Le projet de loi de finances pour 2005 engage une réforme de la répartition de la DGF des communes, des établissements publics de coopération intercommunale et de leurs groupements. Cette évolution doit permettre de mieux répartir la croissance des dotations entre les collectivités, de manière à réduire l'écart de ressources entre les collectivités les plus riches et les plus pauvres. Elle va de pair avec le renforcement de l'autonomie financière des collectivités territoriales et recueille l'assentiment de votre rapporteur spécial, qui considère qu'elle permettra de mettre en oeuvre de manière progressive et sans rupture majeure avec le système actuel, une péréquation des ressources plus efficace entre les collectivités territoriales .

C. LES GARANTIES ET LES LIMITES DE L'AUTONOMIE FINANCIÈRE DES COLLECTIVITÉS TERRITORIALES

La loi organique relative à l'autonomie financière des collectivités territoriales, et les dispositions introduites par la loi relative aux libertés et responsabilités locales, offrent de nouvelles garanties aux collectivités territoriales quant aux modalités de financements des transferts de compétence qui seront mis en oeuvre de 2005 à 2008, en application de la loi relative aux libertés et responsabilités locales précitée.

Votre rapporteur spécial considère que ces garanties sont nécessaires afin de rassurer les élus locaux, inquiets quant à l'évolution de leurs charges, s'agissant notamment de la garantie de non-baisse des ressources fiscales transférées en compensation des transferts de compétences ou de la composition et des missions de la commission consultative sur l'évaluation des charges. Votre rapporteur souligne toutefois les limites des garanties offertes par la loi organique relative à l'autonomie financière des collectivités territoriales :

- en premier lieu, il considère qu' il convient d'appliquer de manière stricte le texte organique, en inscrivant dans la loi de finances, ou dans un document annexé, les fractions de taux ou de tarif des impositions attribuées aux collectivités territoriales revenant à chacune d'entre elles , afin d'assurer une transparence absolue des transferts de ressources devant le Parlement ;

- en deuxième lieu, il souligne l'importance de transférer aux collectivités territoriales des ressources fiscales dynamiques et modulables, afin de leur permettre de financer l'évolution des coûts des compétences transférées sans devoir augmenter la fiscalité directe locale dont l'obsolescence des bases est de plus en plus patente , et dont la prise en charge par l'Etat via les mécanismes de dégrèvements et d'exonération est croissante.
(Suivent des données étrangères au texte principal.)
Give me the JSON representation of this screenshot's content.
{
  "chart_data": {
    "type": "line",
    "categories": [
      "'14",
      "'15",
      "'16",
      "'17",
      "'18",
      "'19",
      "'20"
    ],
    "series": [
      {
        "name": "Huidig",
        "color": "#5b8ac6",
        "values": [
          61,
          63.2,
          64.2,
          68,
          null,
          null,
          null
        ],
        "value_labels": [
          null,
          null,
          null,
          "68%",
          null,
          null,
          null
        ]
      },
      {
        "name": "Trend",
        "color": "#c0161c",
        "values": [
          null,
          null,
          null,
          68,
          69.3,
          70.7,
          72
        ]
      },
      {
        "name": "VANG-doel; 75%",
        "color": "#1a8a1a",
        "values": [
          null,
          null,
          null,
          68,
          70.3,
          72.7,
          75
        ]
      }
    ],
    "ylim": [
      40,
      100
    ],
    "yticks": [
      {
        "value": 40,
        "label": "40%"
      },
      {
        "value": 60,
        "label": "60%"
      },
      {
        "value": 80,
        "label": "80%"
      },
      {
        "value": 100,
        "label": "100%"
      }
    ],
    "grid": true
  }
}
Il insiste sur les difficultés soulevées par le financement par les départements du revenu minimum d'insertion (RMI) : la charge a été nettement plus dynamique en 2004 que l'évolution de l'assiette de la taxe intérieure sur la consommation des produits pétroliers (TIPP), dont une fraction de tarif a été attribuée aux départements par l'article 59 de la loi de finances initiale pour 2004. Il s'inquiète, à cet égard, de l'évolution de la ressource transférée aux départements et aux régions, compte tenu de la faible progression - par ailleurs souhaitable - de la consommation des carburants sur le territoire national ;

- en troisième lieu, il s'interroge sur la méthode retenue pour réformer la fiscalité directe locale, s'agissant des réformes annoncées de la taxe professionnelle et de la taxe foncière sur les propriétés non bâties. Il remarque qu'il devient de plus en plus difficile de trouver des impôts dont la base serait localisable et le taux, modulable, et que les solutions permettant d'assurer l'autonomie financière et fiscale des collectivités territoriales appellent sans doute des évolutions majeures, soit par la mise en oeuvre de la révision des valeurs locatives, soit par l'instauration de nouveaux impôts partagés dans le cadre d'un nouveau contrat entre l'Etat et les collectivités territoriales ;

- enfin, il insiste sur la nécessité de mieux contrôler les transferts de charges vers les collectivités territoriales résultant des textes de loi ordinaires . Il souligne que la création d'une conférence nationale des services d'incendie et de secours (SDIS) permettra d'améliorer la concertation, s'agissant de l'évolution des charges afférentes aux SDIS, mais que de nombreux transferts de charges sont opérés, sans compensation ni même, parfois, et évaluation, par les différents projets de loi portant sur l'action sociale.